To format our SQL code, we use sqlfmt, an uncompromising SQL query formatter that provides one way to format SQL and works with Jinja templating.

To confirm that dbt Cloud is set up to use sqlfmt:

  1. Make sure you're on a development branch. Formatting isn't available on main or read-only branches.
  2. Open a .sql file and click on the Code Quality tab.
  3. Click on the </> Config button on the right side of the console.
  4. In the code quality tool config pop-up, you have the option to select sqlfluff or sqlfmt.
  5. To format your code, select the sqlfmt radio button.
  6. Once selected, go to the console section (located below the File editor) and select the Format button.
  7. This button auto-formats your code in the File editor.
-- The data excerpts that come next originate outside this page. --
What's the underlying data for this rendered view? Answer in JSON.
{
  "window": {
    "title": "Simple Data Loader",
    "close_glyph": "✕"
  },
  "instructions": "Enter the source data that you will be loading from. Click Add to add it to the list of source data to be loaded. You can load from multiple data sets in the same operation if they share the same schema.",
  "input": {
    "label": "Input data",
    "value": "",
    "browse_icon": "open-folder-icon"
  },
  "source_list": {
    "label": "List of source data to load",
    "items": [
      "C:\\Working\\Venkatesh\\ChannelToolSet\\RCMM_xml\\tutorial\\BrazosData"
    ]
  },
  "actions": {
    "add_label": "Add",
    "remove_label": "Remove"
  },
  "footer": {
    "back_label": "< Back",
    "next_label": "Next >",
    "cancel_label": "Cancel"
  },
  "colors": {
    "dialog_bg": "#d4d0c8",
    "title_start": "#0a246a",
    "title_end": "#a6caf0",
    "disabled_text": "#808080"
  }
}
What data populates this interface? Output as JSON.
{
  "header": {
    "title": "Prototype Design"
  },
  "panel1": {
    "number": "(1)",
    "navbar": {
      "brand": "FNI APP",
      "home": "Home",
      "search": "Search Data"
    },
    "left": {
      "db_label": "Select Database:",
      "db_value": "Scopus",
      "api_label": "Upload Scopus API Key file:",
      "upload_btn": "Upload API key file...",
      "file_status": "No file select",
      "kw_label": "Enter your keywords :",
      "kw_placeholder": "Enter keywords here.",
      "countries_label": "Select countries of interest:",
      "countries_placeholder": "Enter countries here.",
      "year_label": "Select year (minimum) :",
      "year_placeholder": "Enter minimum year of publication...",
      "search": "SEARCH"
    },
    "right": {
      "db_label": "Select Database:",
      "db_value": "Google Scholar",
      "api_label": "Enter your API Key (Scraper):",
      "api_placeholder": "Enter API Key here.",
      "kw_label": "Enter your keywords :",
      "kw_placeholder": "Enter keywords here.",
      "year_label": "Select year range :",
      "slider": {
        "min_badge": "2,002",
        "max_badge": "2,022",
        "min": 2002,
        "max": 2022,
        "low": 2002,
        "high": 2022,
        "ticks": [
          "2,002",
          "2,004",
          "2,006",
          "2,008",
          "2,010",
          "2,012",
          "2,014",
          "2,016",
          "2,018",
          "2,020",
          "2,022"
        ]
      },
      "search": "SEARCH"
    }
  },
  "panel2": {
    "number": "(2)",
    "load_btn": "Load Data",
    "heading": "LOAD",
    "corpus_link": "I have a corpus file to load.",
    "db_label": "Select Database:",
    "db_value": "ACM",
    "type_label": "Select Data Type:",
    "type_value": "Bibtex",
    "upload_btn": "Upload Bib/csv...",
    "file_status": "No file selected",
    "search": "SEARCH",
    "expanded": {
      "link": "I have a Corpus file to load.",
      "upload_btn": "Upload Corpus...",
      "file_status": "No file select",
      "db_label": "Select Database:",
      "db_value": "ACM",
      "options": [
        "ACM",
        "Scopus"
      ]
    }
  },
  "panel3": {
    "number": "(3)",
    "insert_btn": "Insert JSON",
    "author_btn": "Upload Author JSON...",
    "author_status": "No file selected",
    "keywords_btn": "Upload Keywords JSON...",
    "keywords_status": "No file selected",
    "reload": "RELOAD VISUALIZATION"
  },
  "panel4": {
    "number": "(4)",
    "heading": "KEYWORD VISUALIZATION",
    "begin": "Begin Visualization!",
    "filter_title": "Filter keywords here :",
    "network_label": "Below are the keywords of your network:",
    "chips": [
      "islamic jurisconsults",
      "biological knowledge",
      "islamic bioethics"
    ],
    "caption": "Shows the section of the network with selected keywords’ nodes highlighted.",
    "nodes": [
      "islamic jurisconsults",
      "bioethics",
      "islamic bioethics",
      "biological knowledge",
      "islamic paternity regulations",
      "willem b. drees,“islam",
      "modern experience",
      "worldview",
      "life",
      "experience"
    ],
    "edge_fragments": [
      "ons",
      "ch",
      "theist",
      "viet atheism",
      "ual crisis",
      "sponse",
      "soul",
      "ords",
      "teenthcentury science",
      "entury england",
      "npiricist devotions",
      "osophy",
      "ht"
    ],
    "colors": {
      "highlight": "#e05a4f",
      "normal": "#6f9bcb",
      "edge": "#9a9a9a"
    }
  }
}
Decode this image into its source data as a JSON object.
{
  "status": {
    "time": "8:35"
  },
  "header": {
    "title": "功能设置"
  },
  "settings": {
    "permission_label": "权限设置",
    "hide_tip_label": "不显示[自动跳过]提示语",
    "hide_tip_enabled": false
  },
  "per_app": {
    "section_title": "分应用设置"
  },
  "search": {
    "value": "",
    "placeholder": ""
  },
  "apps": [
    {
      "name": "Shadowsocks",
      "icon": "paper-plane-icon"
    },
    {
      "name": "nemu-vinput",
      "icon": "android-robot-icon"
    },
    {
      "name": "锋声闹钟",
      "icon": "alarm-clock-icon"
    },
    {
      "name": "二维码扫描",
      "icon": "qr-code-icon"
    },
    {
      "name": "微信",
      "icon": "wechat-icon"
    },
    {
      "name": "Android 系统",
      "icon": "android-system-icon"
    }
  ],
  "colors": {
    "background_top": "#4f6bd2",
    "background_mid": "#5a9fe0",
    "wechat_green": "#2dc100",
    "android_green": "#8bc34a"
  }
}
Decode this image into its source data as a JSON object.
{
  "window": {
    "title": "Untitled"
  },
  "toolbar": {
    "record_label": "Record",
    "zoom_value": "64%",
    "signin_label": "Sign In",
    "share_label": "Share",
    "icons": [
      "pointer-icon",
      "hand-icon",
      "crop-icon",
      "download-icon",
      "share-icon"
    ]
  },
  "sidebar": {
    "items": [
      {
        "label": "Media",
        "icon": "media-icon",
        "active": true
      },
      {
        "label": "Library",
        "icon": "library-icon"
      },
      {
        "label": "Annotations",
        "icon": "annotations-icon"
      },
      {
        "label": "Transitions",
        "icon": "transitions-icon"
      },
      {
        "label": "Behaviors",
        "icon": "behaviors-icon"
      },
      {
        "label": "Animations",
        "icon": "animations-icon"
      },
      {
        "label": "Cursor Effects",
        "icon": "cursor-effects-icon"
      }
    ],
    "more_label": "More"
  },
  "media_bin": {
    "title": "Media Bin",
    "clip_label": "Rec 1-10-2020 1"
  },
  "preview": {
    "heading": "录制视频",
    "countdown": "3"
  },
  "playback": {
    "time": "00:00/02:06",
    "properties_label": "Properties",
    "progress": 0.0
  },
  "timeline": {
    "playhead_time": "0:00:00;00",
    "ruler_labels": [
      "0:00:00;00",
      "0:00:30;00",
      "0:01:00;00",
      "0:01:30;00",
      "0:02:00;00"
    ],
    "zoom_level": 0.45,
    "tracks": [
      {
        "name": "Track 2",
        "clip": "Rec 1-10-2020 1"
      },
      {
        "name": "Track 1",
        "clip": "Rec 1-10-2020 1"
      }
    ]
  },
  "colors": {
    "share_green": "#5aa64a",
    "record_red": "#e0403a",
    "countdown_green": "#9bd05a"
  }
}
Once you've auto-formatted, you'll see a message confirming the outcome.

Make Changes

Folder structure & file names

Folder structure is extremely important in dbt. It should reflect how the data flows, step-by-step, from a wide variety of source-conformed models into fewer, richer business-conformed models.

Creating a consistent pattern of file naming is crucial in dbt. File names must be unique and correspond to the name of the model when selected and created in the warehouse.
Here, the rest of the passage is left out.